TALLAHASSEE — By passing a bill that could hit some consumers' pocketbooks and potentially run afoul of the state's Constitution, the Florida Legislature has aroused a sleeping giant: Florida's fed-up homeowners associations.
In recent days, Gov. Rick Scott has received a digital flood of more than 1,000 emails opposing HB 1013, which would codify that homeowners are not entitled to an "implied warranty" for amenities outside their homes — such as driveways and screened enclosures and the like. Many of the emails came from homeowners associations who are worried about being held liable for damaged roads and drainage systems that they own. They have amassed an organized campaign to keep the controversial law off the books.
Scott received the bill last week, and has one more week to decide whether to sign it.
Sponsored by Rep. Frank Artiles, R-Miami, the bill stems from an ongoing court case in which a Central Florida homeowners' association is suing a developer for the neighborhood's poorly built drainage pipes and pothole-ridden roads.
The case is before the Florida Supreme Court, and the homeowners are trying to recover more than $600,000 for repairs. The decision is expected to have a major impact on homeowners, developers and neighborhood associations.
It centers on the concept of "implied warranty," which protects homeowners who buy a property and later find out that it was poorly constructed. Lower courts disagreed about whether that warranty extends beyond the four walls of a structure to include things like driveways, and the court is set to make a landmark, precedent-setting decision soon.
But before the court could make the potentially groundbreaking ruling, the Legislature stepped in with HB 1013, which clearly states that implied warranty does not apply to "offsite improvements."
Artiles, the Miami lawmaker, claimed his bill — which passed with bipartisan support — was a response to "activist judges," and would prevent trial lawyers from exploiting home builders.
"They want to obscure the law to have developers be on the hook for offsite improvements," he said, adding that 40 years of case law support his position. "This bill doesn't take away any rights of the consumer."
Homeowners groups disagree, and state analysts warned that trumping an active Supreme Court case could be unconstitutional.
Lisa Magill, an attorney with Becker & Poliakoff, called it an issue of "fundamental fairness," stating that developers should be held liable if they build defective roads, drainage pipes or street lights.
"You can't live in your home if the drainage pipes are broken because it's going to be flooded all the time," she said. "How can you expect people to buy what may be the most significant investment of their entire lives and have no way for them to seek redress?"
The group is arguing that the bill is anti-consumer and will harm the state's fragile housing market, by shifting repair costs to homeowners. Many of the state's homeowners are severely underwater on their mortgages and additional repair costs could force them into voluntary foreclosure, Magill said.
The 1,054 emails against the bill make it one of the most vehemently opposed measures to pass the Legislature this year. There were also 276 emails expressing support.
Patrick Howell, who is representing homeowners in the Supreme Court case, said that the bill could force each family to pay an $1,800 special assessment to fix the neighborhood's broken roads.

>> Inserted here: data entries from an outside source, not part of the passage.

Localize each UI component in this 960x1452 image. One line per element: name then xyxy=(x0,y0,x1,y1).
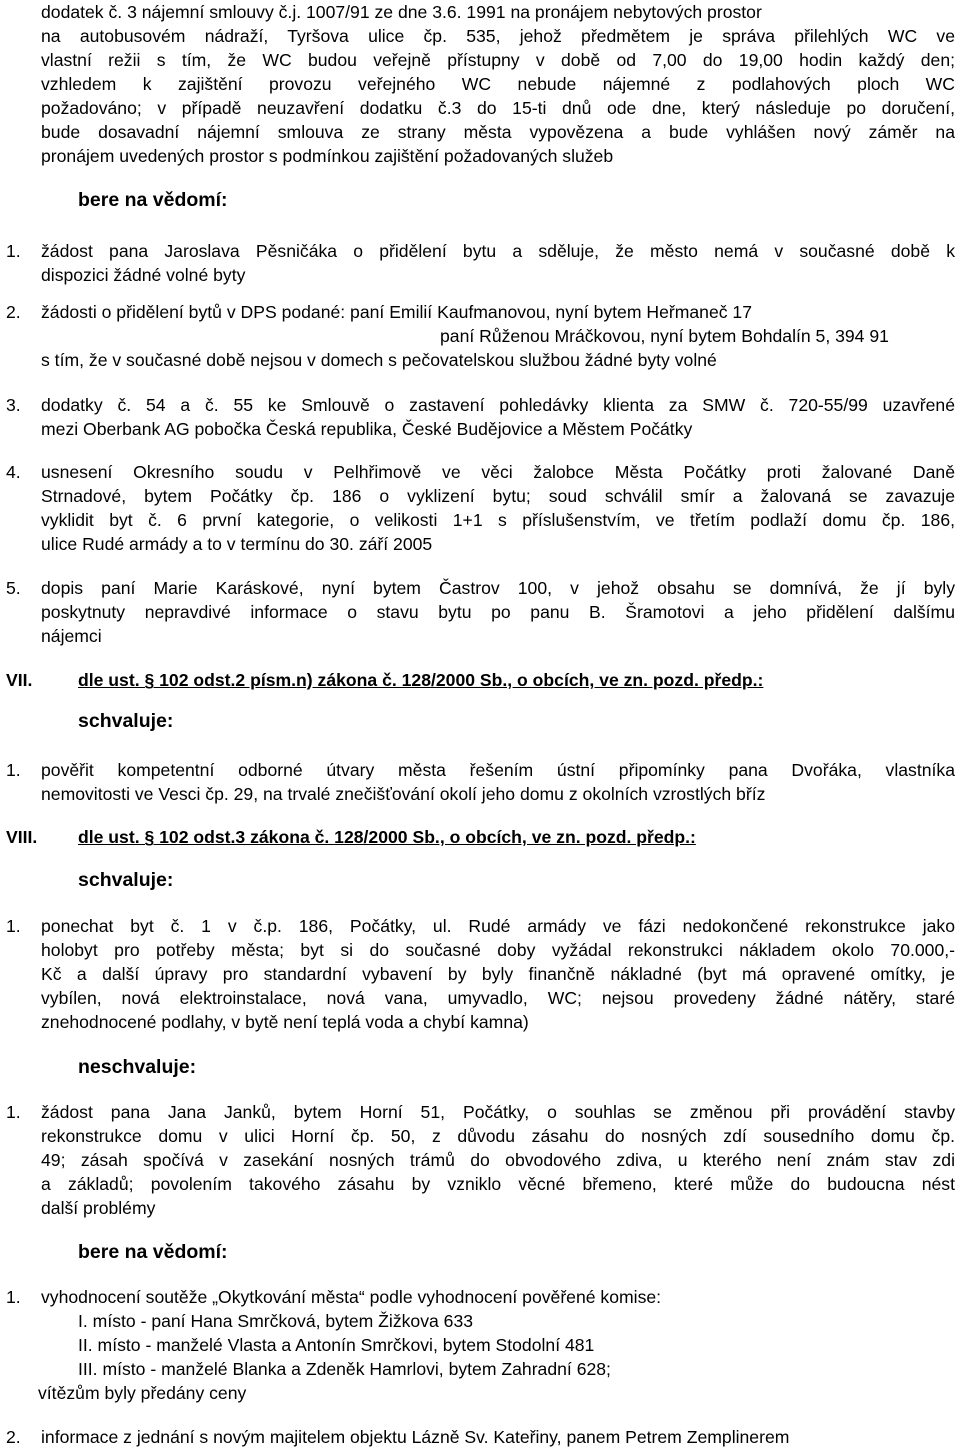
item-number: 1. xyxy=(6,241,21,261)
item-number: 2. xyxy=(6,1427,21,1447)
text-line: bude dosavadní nájemní smlouva ze strany města vypovězena a bude vyhlášen nový záměr na xyxy=(41,122,955,142)
text-line: znehodnocené podlahy, v bytě není teplá voda a chybí kamna) xyxy=(41,1012,529,1032)
text-line: rekonstrukce domu v ulici Horní čp. 50, z důvodu zásahu do nosných zdí sousedního domu čp. xyxy=(41,1126,955,1146)
text-line: Kč a další úpravy pro standardní vybavení by byly finančně nákladné (byt má opravené omítky, je xyxy=(41,964,955,984)
text-line: usnesení Okresního soudu v Pelhřimově ve věci žalobce Města Počátky proti žalované Daně xyxy=(41,462,955,482)
text-line: paní Růženou Mráčkovou, nyní bytem Bohdalín 5, 394 91 xyxy=(440,326,889,346)
text-line: holobyt pro potřeby města; byt si do současné doby vyžádal rekonstrukci nákladem okolo 70.000,- xyxy=(41,940,955,960)
text-line: dispozici žádné volné byty xyxy=(41,265,246,285)
text-line: a základů; povolením takového zásahu by vzniklo věcné břemeno, které může do budoucna nést xyxy=(41,1174,955,1194)
item-number: 3. xyxy=(6,395,21,415)
item-number: 2. xyxy=(6,302,21,322)
text-line: vyklidit byt č. 6 první kategorie, o velikosti 1+1 s příslušenstvím, ve třetím podlaží domu čp. 186, xyxy=(41,510,955,530)
text-line: informace z jednání s novým majitelem objektu Lázně Sv. Kateřiny, panem Petrem Zemplinerem xyxy=(41,1427,790,1447)
item-number: 1. xyxy=(6,916,21,936)
text-line: nemovitosti ve Vesci čp. 29, na trvalé znečišťování okolí jeho domu z okolních vzrostlých bříz xyxy=(41,784,766,804)
section-roman-viii: VIII. xyxy=(6,827,38,847)
item-number: 4. xyxy=(6,462,21,482)
winner-line: III. místo - manželé Blanka a Zdeněk Hamrlovi, bytem Zahradní 628; xyxy=(78,1359,611,1379)
text-line: nájemci xyxy=(41,626,102,646)
item-number: 1. xyxy=(6,760,21,780)
text-line: Strnadové, bytem Počátky čp. 186 o vyklizení bytu; soud schválil smír a žalovaná se zavazuje xyxy=(41,486,955,506)
text-line: mezi Oberbank AG pobočka Česká republika, České Budějovice a Městem Počátky xyxy=(41,419,693,439)
text-line: pověřit kompetentní odborné útvary města řešením ústní připomínky pana Dvořáka, vlastníka xyxy=(41,760,955,780)
section-heading-schvaluje: schvaluje: xyxy=(78,710,174,732)
text-line: poskytnuty nepravdivé informace o stavu bytu po panu B. Šramotovi a jeho přidělení dalšímu xyxy=(41,602,955,622)
text-line: žádosti o přidělení bytů v DPS podané: paní Emilií Kaufmanovou, nyní bytem Heřmaneč 17 xyxy=(41,302,752,322)
item-number: 1. xyxy=(6,1102,21,1122)
text-line: žádost pana Jaroslava Pěsničáka o přidělení bytu a sděluje, že město nemá v současné době k xyxy=(41,241,955,261)
item-number: 5. xyxy=(6,578,21,598)
text-line: s tím, že v současné době nejsou v domech s pečovatelskou službou žádné byty volné xyxy=(41,350,717,370)
text-line: dodatky č. 54 a č. 55 ke Smlouvě o zastavení pohledávky klienta za SMW č. 720-55/99 uzavřené xyxy=(41,395,955,415)
section-heading-bere: bere na vědomí: xyxy=(78,189,228,211)
winner-line: I. místo - paní Hana Smrčková, bytem Žižkova 633 xyxy=(78,1311,474,1331)
winner-line: II. místo - manželé Vlasta a Antonín Smrčkovi, bytem Stodolní 481 xyxy=(78,1335,595,1355)
text-line: pronájem uvedených prostor s podmínkou zajištění požadovaných služeb xyxy=(41,146,614,166)
text-line: 49; zásah spočívá v zasekání nosných trámů do obvodového zdiva, u kterého není znám stav zdi xyxy=(41,1150,955,1170)
law-reference: dle ust. § 102 odst.2 písm.n) zákona č. 128/2000 Sb., o obcích, ve zn. pozd. předp.: xyxy=(78,670,764,690)
text-line: na autobusovém nádraží, Tyršova ulice čp. 535, jehož předmětem je správa přilehlých WC ve xyxy=(41,26,955,46)
section-heading-schvaluje: schvaluje: xyxy=(78,869,174,891)
text-line: požadováno; v případě neuzavření dodatku č.3 do 15-ti dnů ode dne, který následuje po doručení, xyxy=(41,98,955,118)
law-reference: dle ust. § 102 odst.3 zákona č. 128/2000 Sb., o obcích, ve zn. pozd. předp.: xyxy=(78,827,696,847)
text-line: dodatek č. 3 nájemní smlouvy č.j. 1007/91 ze dne 3.6. 1991 na pronájem nebytových prostor xyxy=(41,2,762,22)
text-line: vítězům byly předány ceny xyxy=(38,1383,247,1403)
section-roman-vii: VII. xyxy=(6,670,33,690)
section-heading-bere: bere na vědomí: xyxy=(78,1241,228,1263)
text-line: vyhodnocení soutěže „Okytkování města“ podle vyhodnocení pověřené komise: xyxy=(41,1287,662,1307)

"This is a very middle-class neighborhood," he said. "We've had yards that have had sinkholes; we have roads that have collapsed."
Community associations have struggled mightily during Florida' foreclosure crisis as more and more homeowners fail to pay their monthly maintenance dues. Several communities have not been able to make necessary repairs.
But builders are struggling as well, as they face the sixth year of the housing bust. Additional liabilities for repairs of offsite amenities could greatly increase building costs, Artiles said.
Job numbers released Friday show Florida's construction industry lost 13,500 jobs in the last year, even as overall job creation has improved.
"The construction industry has had twice the unemployment that the state averages," said Rick Watson, of Associated Builders & Contractors of Florida. "The bill is establishing what the law has been — we're not taking anything away from the homeowners."